Some south Sudanese see independence from Muslim north fulfilment of prophecy
NASHVILLE, Tenn. — For some south Sudanese Christians, their opportunity vote for independence from the largely Muslim north is more than a condition of a peace accord ending a two-decade civil war — it's the divine will of God.
They believe the independence of their nation was foretold in the Bible more than 2,000 years ago. Isaiah 18 is one of several passages that refers to the land of Cush, which describes the people as tall and smooth-skinned and the land as divided by rivers.
"It used to be read so many times on Sunday," said Ngor Kur Mayol, who drove to Nashville from Atlanta earlier this month to vote in the independence referendum. "It mentions a lot the way we were suffering in for so many years and how that same suffering, we're going to end it today, to vote for independence."
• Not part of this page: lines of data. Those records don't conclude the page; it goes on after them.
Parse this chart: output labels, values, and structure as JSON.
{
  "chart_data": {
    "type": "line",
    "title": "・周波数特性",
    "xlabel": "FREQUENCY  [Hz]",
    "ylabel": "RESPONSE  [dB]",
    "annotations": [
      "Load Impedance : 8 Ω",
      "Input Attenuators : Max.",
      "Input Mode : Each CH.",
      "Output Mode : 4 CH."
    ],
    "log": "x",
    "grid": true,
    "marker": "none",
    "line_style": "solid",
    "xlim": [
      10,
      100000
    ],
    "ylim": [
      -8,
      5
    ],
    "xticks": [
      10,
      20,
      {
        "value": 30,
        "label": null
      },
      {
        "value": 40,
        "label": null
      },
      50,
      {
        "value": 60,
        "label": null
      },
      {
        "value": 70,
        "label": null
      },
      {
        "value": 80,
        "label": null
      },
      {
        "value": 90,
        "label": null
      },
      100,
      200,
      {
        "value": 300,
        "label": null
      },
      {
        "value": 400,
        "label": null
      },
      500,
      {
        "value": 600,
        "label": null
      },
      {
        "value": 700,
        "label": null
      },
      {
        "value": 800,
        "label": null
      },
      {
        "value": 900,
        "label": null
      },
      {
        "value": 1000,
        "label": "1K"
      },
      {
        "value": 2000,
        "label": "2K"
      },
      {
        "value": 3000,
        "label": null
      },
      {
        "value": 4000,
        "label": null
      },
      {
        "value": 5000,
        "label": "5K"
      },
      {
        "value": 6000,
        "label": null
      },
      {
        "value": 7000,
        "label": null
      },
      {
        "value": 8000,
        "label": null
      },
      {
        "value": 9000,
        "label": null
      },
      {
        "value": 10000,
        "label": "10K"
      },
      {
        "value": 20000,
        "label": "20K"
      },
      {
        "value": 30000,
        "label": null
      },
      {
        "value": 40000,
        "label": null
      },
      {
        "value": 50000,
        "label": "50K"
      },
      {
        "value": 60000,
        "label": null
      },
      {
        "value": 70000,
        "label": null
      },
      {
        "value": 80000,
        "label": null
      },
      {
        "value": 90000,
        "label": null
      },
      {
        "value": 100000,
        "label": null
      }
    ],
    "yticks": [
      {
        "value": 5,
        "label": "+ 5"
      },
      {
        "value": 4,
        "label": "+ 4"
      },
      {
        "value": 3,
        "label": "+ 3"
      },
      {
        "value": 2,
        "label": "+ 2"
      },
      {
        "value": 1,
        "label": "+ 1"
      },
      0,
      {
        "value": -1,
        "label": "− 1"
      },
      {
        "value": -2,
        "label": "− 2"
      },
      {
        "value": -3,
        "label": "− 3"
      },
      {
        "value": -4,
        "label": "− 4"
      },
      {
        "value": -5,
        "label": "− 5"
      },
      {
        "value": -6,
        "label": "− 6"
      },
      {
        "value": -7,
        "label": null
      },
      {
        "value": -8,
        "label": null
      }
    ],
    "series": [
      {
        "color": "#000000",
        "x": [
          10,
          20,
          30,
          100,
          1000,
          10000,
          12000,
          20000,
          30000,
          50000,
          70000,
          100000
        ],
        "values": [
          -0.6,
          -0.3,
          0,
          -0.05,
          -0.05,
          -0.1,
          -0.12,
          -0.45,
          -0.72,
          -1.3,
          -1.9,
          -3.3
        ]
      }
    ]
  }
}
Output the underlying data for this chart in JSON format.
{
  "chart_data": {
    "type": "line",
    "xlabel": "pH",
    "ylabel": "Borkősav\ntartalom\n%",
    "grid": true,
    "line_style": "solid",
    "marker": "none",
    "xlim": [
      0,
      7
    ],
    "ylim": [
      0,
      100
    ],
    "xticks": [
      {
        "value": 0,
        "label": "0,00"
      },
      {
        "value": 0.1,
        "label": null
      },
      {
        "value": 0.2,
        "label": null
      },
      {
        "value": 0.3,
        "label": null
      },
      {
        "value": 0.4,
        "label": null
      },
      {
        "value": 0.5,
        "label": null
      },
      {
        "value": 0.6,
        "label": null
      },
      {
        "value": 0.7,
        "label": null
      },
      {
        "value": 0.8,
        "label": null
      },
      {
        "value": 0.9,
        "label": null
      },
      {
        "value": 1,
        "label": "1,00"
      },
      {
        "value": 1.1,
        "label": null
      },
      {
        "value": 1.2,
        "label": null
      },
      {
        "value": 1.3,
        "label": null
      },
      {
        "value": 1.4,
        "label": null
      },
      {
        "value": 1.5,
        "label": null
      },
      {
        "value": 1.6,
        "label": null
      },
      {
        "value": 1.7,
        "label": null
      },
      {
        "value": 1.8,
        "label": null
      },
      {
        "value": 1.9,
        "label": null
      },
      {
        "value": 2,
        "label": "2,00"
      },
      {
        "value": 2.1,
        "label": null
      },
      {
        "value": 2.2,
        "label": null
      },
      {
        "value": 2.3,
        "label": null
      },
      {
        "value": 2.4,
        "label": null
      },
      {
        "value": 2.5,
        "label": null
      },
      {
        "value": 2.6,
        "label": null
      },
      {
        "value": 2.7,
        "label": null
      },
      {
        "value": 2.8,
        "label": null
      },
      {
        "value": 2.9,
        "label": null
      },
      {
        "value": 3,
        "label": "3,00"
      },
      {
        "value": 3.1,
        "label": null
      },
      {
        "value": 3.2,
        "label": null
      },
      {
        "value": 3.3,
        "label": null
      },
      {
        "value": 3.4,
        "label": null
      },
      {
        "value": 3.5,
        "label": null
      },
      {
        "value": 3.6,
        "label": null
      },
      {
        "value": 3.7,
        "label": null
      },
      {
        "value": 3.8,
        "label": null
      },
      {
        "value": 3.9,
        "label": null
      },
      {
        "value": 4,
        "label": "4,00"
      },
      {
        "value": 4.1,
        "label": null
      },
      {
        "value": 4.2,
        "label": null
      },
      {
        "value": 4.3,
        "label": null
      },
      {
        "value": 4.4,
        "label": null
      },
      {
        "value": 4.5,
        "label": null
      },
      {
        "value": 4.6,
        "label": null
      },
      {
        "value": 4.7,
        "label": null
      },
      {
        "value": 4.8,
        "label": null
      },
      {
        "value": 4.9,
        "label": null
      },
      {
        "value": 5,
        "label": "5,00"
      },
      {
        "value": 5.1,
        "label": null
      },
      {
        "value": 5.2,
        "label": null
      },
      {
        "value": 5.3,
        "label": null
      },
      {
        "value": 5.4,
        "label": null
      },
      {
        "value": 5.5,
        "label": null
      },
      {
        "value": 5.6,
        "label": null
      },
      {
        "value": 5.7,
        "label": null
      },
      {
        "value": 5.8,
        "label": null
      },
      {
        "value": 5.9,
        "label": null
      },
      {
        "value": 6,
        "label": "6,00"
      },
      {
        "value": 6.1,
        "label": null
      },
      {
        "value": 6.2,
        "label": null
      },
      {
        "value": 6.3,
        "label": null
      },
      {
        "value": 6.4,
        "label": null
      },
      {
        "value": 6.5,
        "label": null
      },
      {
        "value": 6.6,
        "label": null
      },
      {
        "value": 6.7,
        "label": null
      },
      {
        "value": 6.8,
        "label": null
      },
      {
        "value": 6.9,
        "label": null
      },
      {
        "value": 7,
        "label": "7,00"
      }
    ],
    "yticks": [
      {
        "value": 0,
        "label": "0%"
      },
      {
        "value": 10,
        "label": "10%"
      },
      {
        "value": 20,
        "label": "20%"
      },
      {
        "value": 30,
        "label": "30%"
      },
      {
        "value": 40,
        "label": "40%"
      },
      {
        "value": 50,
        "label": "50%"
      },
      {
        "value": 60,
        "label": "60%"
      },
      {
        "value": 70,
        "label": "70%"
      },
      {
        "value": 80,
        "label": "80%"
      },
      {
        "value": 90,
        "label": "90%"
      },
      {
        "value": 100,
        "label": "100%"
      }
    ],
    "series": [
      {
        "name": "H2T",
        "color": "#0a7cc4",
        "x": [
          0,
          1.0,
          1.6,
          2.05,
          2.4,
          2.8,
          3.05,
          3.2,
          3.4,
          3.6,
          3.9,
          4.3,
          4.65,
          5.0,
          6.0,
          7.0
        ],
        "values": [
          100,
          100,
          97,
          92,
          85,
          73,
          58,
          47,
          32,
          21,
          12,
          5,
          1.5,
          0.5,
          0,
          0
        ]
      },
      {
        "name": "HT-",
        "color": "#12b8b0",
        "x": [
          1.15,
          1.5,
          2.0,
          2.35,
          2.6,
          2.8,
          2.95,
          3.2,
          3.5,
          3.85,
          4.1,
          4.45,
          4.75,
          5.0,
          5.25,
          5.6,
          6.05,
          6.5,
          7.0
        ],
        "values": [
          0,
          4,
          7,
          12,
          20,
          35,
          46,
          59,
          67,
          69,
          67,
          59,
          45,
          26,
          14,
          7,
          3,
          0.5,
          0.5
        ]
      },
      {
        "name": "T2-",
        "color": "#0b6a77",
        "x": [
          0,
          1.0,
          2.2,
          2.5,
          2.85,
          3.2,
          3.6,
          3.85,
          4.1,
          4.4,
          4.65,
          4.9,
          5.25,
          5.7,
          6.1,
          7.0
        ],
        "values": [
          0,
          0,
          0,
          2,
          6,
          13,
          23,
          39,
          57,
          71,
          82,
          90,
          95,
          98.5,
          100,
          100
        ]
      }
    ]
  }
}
The interpretation is not so far-fetched, said Ellen Davis, a professor at Duke Divinity School who has been working with the Episcopal Church of Sudan to strengthen theological education there since 2004.
"There's no doubt that Isaiah 18 really is speaking about the people of the upper Nile," she said. "It really is speaking about the Sudanese people."
Davis said the belief in the prophecy is nearly universal among the Christians she has met in Sudan.
"In general Sudanese Christians believe to a much greater extent than mainline North American Christians that the Bible speaks to current events, specifically political events," Davis said.
Jock Paleak, pastor at the Sudanese Cumberland Presbyterian Church in the Nashville suburb of Gallatin, explained how Isaiah 18 has been interpreted to refer to independence.
"The Bible says when they will raise their flag on the mountain, the whole world will see."
The eyes of the world are now on southern Sudan, Paleak said, as they await the official results of the referendum that will almost assuredly favour division of Africa's largest country by a wide margin. Results released last week of voting by more than 8,000 Sudanese refugees in the United States ran 99 per cent in favour of independence.
Isaiah 18 concludes with a passage Paleak said predicts the end of rule by the Muslim north.
He paraphrases and explains it: "'They will bring their gifts to the mountain of Zion,' which means we will be free to praise God in our own way in our own land."
Paleak said he has not come to a "100 per cent conclusion" on whether the prophecy really refers to southern Sudan's independence, but Pastor Malok Deng, at Nashville's Sudanese Ministry Bible Church, is certain.
He sees the suffering of the south Sudanese during the civil war that left two million dead and the displacement of the many who fled the war as part of a divine plan described in Zephaniah 2 and other passages.
"It says God will send enemies to chastise us so we can repent of our sins and come back to God," he said. "So that's why all this is happening."
Deng said the war was responsible for his own salvation.
"When I was a teenager, because of the war, I came to the northern part of Sudan. That's when I met the Lord and got saved. If not for the war ... I would have died in paganism."
For Pastor Martin Drani, of the interdenominational Sudanese Community Church in Nashville, there is no doubt that God is the true force behind the referendum.
"This is a prophecy, and if you believe the Bible then every prophecy must come to pass," Drani said.
"The Israelites, there also was a prophecy about them and it was fulfilled."
But voter Ayak Duot of Nashville disagrees about the prophecy.
"I heard that, but I don't believe it," she said.
If southern Sudan becomes a new country, she said, it will be because many people, her father included, fought and died for the cause.